D3D11 compute shaders have definitely been used in shipping games. For most part they are only used for purely graphical features, like full-screen effects and times deferred rendering (used in Battlefield 3). The reason for this is that graphics is typically the easiest and most obvious use-case for compute, since graphics operations are generally well-suited to the massively-parallel model used on GPU's. Graphics operations also don't have to be synchronized with the CPU and read back to system memory, which is expensive on a typical PC architecture. Another reason for this is that PC games still need to target sub-DX11 GPU's, so it probably doesn't make sense to require DX11 functionality for gameplay-centric features.

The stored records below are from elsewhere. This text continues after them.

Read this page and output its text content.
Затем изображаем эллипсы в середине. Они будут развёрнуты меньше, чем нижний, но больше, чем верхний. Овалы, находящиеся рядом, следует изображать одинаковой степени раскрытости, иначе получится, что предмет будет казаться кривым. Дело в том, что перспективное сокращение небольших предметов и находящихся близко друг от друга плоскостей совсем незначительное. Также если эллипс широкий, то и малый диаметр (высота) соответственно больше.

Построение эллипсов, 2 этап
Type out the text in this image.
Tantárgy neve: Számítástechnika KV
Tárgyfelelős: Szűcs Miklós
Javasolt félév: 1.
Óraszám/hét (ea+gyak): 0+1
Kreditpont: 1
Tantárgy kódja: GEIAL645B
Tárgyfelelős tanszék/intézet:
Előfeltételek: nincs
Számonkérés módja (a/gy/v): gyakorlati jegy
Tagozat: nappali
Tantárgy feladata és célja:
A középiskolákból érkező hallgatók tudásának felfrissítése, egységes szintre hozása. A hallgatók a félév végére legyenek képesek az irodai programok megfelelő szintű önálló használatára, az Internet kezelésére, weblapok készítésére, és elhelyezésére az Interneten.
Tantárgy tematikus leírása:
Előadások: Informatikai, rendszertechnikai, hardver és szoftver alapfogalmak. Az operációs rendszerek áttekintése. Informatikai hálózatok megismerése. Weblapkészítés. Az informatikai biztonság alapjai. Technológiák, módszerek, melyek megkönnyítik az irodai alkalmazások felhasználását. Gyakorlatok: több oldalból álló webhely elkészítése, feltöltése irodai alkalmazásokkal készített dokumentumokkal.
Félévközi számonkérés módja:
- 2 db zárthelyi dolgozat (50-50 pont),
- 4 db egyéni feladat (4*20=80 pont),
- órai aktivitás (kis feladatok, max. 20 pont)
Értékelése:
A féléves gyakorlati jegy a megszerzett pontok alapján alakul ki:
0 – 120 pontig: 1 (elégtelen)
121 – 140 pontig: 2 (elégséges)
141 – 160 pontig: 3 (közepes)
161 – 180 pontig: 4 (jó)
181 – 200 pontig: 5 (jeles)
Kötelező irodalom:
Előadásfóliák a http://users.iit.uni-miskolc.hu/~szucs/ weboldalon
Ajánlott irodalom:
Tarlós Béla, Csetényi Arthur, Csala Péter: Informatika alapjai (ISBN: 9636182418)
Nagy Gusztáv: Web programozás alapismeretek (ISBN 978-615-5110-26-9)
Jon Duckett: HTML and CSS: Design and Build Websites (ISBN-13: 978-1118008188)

As for CUDA, several games have made use of PhysX to run various cosmetic physics simulations on the GPU. RAGE also supported using CUDA for run-time transcoding of texture data.
I'm not an expert on OpenCL, but I would suspect that it's not getting much use in games. From what I understand it currently has a lot of issues with regards to getting a OpenCL program to run consistently on a wide range of hardware/drivers.
You can easily get away with DX10 as a minimum requirement today, that will at least give you compute shaders, though limited.
One of the reasons I suspect that graphical niceties have been the primary use is consoles, the gameplay needs to run on consoles too, which obviously don't have Compute Shaders. So sticking with a few graphical extras on the PC version doesn't hinder anything.
Still, I wonder what you could use it for, besides some physics acceleration ala PhysX. Regardless, I don't doubt we'll see DX11 cards as the new minimum, so compute shaders should be relevant to look into.